They walked him into the courtroom, and placed him in front of the witness box. He was too feeble to step up into the box, so he sat in a chair while someone turned the microphone toward his mouth.

Dressed in jean overalls and 76 years of exposure to the sun, Robert Stultz discussed the last time he saw Johnny Mack Salyer.

Not long before he turned up in a 55-gallon barrel on Chickamauga Lake, Salyer stopped by his trailer in Trenton, Ga., Stultz said. Salyer seemed nervous, kind of scared, and said he needed money.

"I just told him, 'I don't have any money,'" Stultz said Friday on the third day of testimony in the Billy Hawk murder trial. "I said, 'C.W. has plenty of it.' And I showed him where he lived and that's the last time I seen him."

About one week later, Stultz said, he heard about the barrel on the radio. And before anyone had identified the body, C.W. told him it was Salyer, he said.

"C.W." was C.W. Stephens, a Georgia man connected to local drug cartels that may have possessed a stronger motive to kill a debt-ridden Salyer than Hawk ever did, Hawk's defense attorneys argued Friday. A good portion of the defense's strategy focused on this motive, in asking witnesses whether they had ever heard Hawk admit to the crime — with each responding no.

Since the trial launched this week, prosecutors have argued Hawk was indicted on first-degree murder charges in September for a reason. First, on June 2, 1981, a couple living off Rocky Point Road saw a 55-gallon steel drum floating near their dock on Chickamauga Lake. Alarmed by the smell, they called authorities, who opened the barrel and found Salyer, decomposing and nearly naked, inside.

Although Hawk was one of the main suspects — and was investigated in 1981 and 1982, in the mid- to late 1980s and again in 2000 — authorities never had enough of a case to pin him to the murder until September 2015. Around that time, investigators scored very intimate statements from two of Hawk's former lovers that implicated him in the murder. Both of them testified earlier this week in the trial.

Before resting their case Friday afternoon, prosecutors also called two investigators familiar with the case. One of Hawk's attorneys, Jonathan Turner, focused on whom the state didn't interview during the cross-examination of Larry Sneed, a former detective with the Hamilton County Sheriff's Office.

"So," Turner began, "you've got no evidence that puts the two of them together, you've got no evidence that Hawk purchased a barrel, you've got no evidence that he purchased a torch to put holes in the barrel."

He continued: "You do have evidence that he owed someone thousands of dollars. You do have evidence that Mr. Salyer is heavily involved in drug trafficking. You also have information that one of the people he owed money to was the West Cartel."

Turner asked Sneed if he ever spoke to C.W. Stephens when the name popped up during the investigation.
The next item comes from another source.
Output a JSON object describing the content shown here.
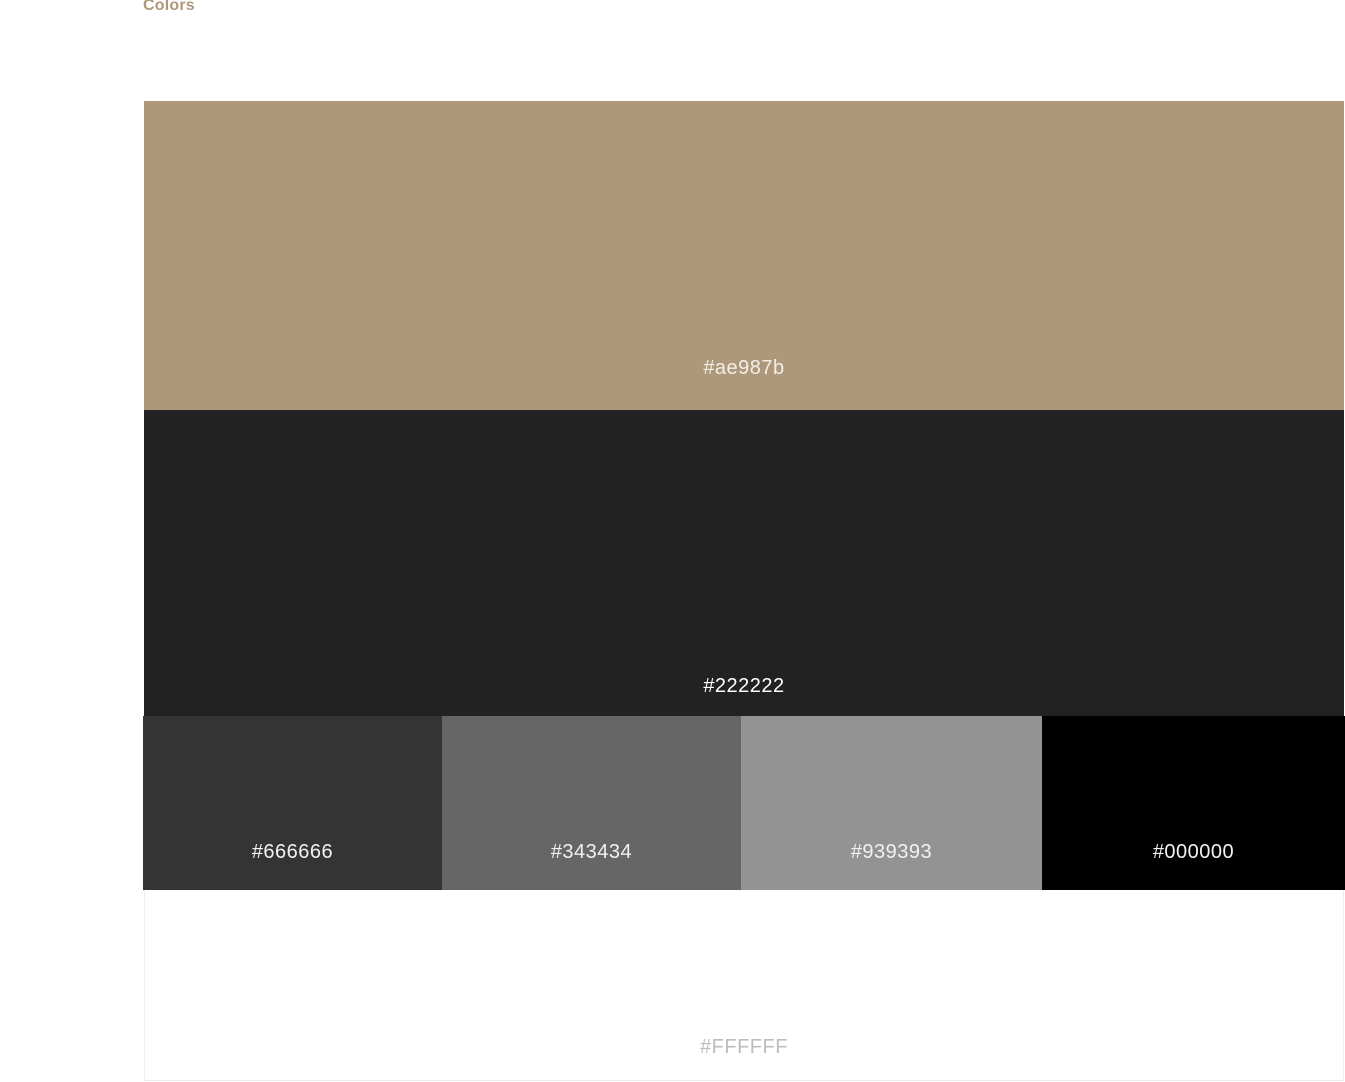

"I probably did not," Sneed said.

"Even though you knew he (Salyer) owed thousands of dollars to him and his criminal cartel?" Turner asked.

He was never located, Sneed said.

"Still," Turner said, "to this day you never spoke to him, never checked to see if he had a bunch of barrels ready to go never asked him about his motive?"

No, Sneed said.

Judge Don Poole sequestered the jury around 6 p.m. The trial continues today in Hamilton County Criminal Court at 8:30 a.m.